C’est à La Havane, au terme de négociations qui auront duré près de quatre ans, que s’est conclu mercredi 24 août un accord qu’on peut qualifier d’historique entre le gouvernement colombien et les Forces armées révolutionnaires de Colombie (FARC) après plus de 50 années de guerre civile.

Un conflit terrible : plus de 240.000 morts, des milliers de disparus, des attentats et des prises d’otages à répétition (entres autres celui, en 2002, de la Franco-Colombienne Íngrid Betancourt, détenue pendant 6 ans), cinq millions de personnes déplacées, chassées de leurs terres à cause des combats, un pays truffé de mines antipersonnel (après l’Afghanistan, la Colombie compte le plus grand nombre de victimes !).

Dans l’allocution télévisée qui a suivi la signature de cet accord, le président colombien Juan Manuel Santos a souligné que cet accord signifiait « la fin de la souffrance, la douleur et la tragédie de la guerre ».

Un accord à porter à son crédit, car dès 2012, peu de temps après son accession au pouvoir (2010), il avait entamé des discussions avec les forces armées de la guérilla. Des négociations qui avaient officiellement commencé en Norvège mais qui se sont poursuivies essentiellement à La Havane.

Signe de l’investissement très important des autorités cubaines, le document final de 200 pages a été entériné lors d’une cérémonie présidée par le ministre cubain des Affaires étrangères, et Raúl Castro est venu en personne souligner « l’engagement du peuple et du gouvernement cubains en faveur de la paix en Colombie […] ».

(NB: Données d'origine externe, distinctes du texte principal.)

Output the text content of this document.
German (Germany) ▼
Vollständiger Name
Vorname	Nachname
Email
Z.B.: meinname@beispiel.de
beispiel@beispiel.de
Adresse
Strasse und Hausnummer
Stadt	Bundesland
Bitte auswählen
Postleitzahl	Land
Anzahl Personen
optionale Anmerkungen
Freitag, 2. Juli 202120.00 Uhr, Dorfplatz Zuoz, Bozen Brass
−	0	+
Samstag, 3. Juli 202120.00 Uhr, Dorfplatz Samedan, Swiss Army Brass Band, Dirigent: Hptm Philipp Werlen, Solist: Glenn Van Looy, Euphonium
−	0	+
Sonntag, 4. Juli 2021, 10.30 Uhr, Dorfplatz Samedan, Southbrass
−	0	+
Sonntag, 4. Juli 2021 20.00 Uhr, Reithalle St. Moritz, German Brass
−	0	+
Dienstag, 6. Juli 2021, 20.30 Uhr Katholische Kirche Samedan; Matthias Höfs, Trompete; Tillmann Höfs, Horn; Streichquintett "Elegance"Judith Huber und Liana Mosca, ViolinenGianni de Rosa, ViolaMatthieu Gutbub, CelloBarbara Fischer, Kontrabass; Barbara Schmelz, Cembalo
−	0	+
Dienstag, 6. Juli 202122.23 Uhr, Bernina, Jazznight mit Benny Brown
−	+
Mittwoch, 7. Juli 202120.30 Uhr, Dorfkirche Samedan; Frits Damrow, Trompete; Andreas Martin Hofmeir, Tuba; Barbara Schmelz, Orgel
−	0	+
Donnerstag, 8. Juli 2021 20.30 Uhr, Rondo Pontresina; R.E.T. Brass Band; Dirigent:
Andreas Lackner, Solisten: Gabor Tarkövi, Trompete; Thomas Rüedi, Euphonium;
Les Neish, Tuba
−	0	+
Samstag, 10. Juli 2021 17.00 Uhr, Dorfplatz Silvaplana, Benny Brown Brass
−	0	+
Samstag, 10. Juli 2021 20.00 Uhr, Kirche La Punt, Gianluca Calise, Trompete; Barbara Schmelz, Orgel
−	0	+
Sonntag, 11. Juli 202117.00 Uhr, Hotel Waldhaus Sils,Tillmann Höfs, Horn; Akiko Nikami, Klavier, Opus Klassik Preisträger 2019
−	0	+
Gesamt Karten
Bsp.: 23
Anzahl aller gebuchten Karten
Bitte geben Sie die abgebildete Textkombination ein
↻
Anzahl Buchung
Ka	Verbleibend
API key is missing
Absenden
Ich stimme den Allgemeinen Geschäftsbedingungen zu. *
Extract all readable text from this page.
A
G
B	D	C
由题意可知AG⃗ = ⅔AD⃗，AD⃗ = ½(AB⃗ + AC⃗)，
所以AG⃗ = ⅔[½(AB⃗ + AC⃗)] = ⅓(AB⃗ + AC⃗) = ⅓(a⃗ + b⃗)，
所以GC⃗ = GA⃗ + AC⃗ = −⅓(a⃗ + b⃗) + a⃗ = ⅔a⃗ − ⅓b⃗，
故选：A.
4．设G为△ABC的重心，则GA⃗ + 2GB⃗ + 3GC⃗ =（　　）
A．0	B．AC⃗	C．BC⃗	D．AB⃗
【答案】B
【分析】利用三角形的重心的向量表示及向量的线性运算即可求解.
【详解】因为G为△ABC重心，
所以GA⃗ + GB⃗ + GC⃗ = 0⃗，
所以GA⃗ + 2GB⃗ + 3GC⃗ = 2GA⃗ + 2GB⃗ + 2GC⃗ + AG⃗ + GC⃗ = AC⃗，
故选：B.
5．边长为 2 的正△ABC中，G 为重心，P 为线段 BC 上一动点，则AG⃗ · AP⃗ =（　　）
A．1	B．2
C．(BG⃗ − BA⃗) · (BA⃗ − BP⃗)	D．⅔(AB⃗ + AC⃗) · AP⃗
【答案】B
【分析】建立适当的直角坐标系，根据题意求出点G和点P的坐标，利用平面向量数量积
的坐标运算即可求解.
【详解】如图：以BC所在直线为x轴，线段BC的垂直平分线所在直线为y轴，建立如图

Pour autant, cet accord ne pourra être considéré comme définitif qu’après sa ratification par référendum le 2 octobre : le « oui » devra alors obtenir un peu plus de 4,4 millions de voix sur les 35 millions de votants.

Il est donc peu probable que les Cassandre, emmenées par l’ancien président Álvaro Uribe, puissent inverser le processus en cours… « L’accord n’est pas parfait, mais c’est le meilleur accord possible », leur a déjà répondu Humbert de la Calle, le chef de la délégation du gouvernement colombien.

La mise en place du processus de paix s’effectuera progressivement sous contrôle de l’ONU : dissolution des guérillas, restitution des armes et munitions détenues par les FARC prévue en trois phases – 90, 120 et 150 jours après la signature de la paix -, réinsertion des 7.000 guérilleros à la vie civile, transformation des FARC en parti politique, etc.

Le président colombien pourra alors s’employer à trouver un accord avec la deuxième force de guérilla en Colombie, l’Armée de libération nationale (ELN), forte de 1.500 membres. En mars, les représentants du gouvernement colombien et ceux de l’ELN réunis à Caracas annonçaient l’ouverture des négociations.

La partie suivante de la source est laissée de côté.